Research And Design On Stress Monitoring System Of Bridge Intelligent Bearing

The bridge bearing in a bridge is used to withstand the loadings which come from the superstructure, and pass them onto the bridge pier. The bridge bearing should be able to adapt to the rotation and displacement of the superstructure when it is subject to various loading conditions, the change of temperature, and the shrinkage or creep of concrete, without generating any additional stresses in the superstructure. The internal stress of the bridge bearing represents the condition of the bridge bearing and the safety of the whole bridge. In this thesis, sensor technique, data acquisition technique and virtual instrument technique are integrated to detect the internal stresses of the bridge bearing. Detailed procedures for developing the internal stress detecting system are proposed. The system is validated by performing laboratory loading tests on a model bridge bearing. The research work provides important theoretical foundation and experimental basis for developing the intelligent bridge bearing with the self-monitoring function.The main research work includes:(1) Detailed analysis and study on the existing sensor techniques and products which are used to measure the pressure distribution. Combined with the practical application conditions of bridge bearing, a kind of thin film piezoresistive sensors is chosen as the data acquisition nodes of system.(2) Developing hardware with the selected sensor. Designing and manufacturing the signal measuring circuit, signal condition circuit and data acquisition circuit.
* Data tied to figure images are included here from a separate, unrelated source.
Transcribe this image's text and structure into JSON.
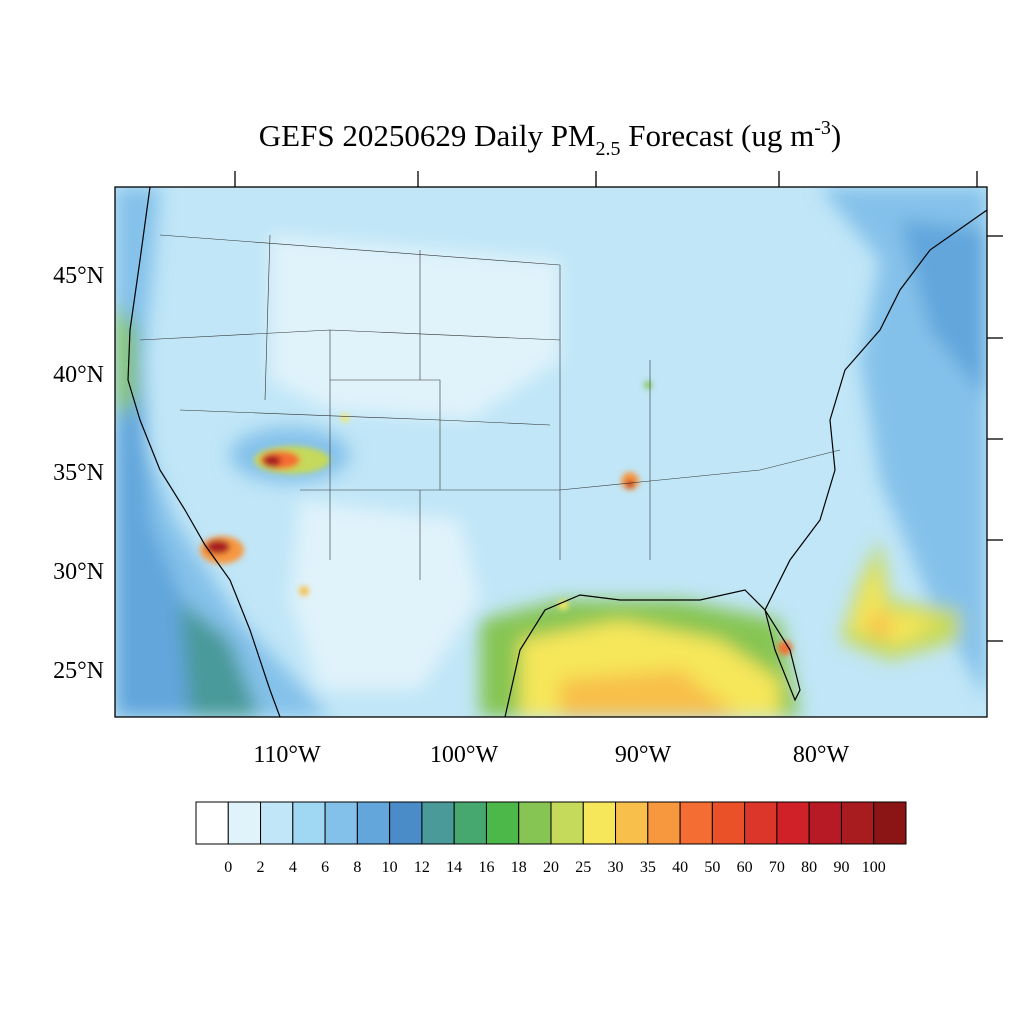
{
  "title": {
    "main": "GEFS 20250629 Daily PM",
    "sub": "2.5",
    "rest": " Forecast (ug m",
    "sup": "-3",
    "close": ")"
  },
  "map": {
    "lat_labels": [
      "45°N",
      "40°N",
      "35°N",
      "30°N",
      "25°N"
    ],
    "lon_labels": [
      "110°W",
      "100°W",
      "90°W",
      "80°W"
    ]
  },
  "colorbar": {
    "levels": [
      0,
      2,
      4,
      6,
      8,
      10,
      12,
      14,
      16,
      18,
      20,
      25,
      30,
      35,
      40,
      50,
      60,
      70,
      80,
      90,
      100
    ],
    "colors": [
      "#ffffff",
      "#e0f3fb",
      "#c0e6f7",
      "#a0d8f4",
      "#84c1ea",
      "#62a6dc",
      "#4a8cc8",
      "#4a9a9a",
      "#46a86f",
      "#4cb84a",
      "#86c553",
      "#c5d95a",
      "#f6e65a",
      "#f8bf4a",
      "#f7983f",
      "#f46d32",
      "#ea5129",
      "#dc3529",
      "#d02128",
      "#b71a24",
      "#a81c20",
      "#8b1515"
    ]
  }
}
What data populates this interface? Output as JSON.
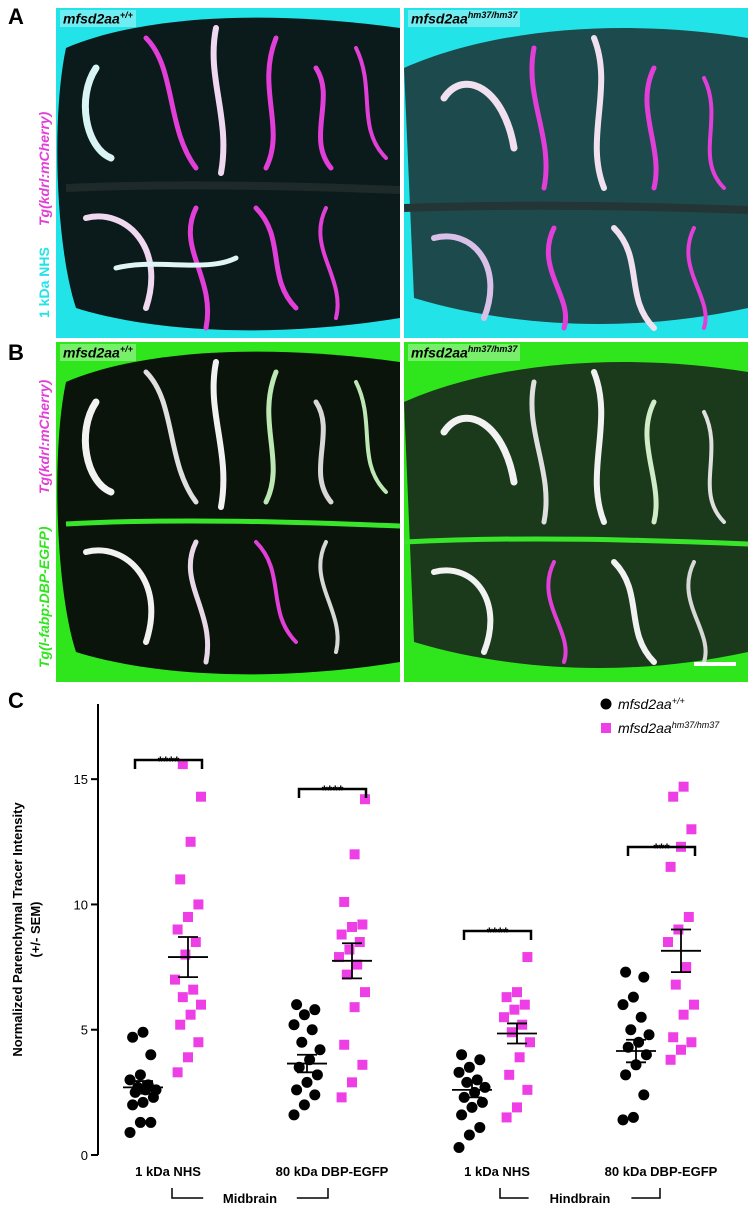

Building the hardware platform of data acquisition system combined with the specific environment conditions.(3) Designing and developing the upper computer of data acquisition system using the virtual instrument technology, including data acquisition module, analysis module, user interface and data storage module.(4) Conducting the nonlinear correction of data acquisition system combined with bearing stress test conditions, designing the sensor layout, carrying out the complete and systemic loading tests on a model bridge bearing.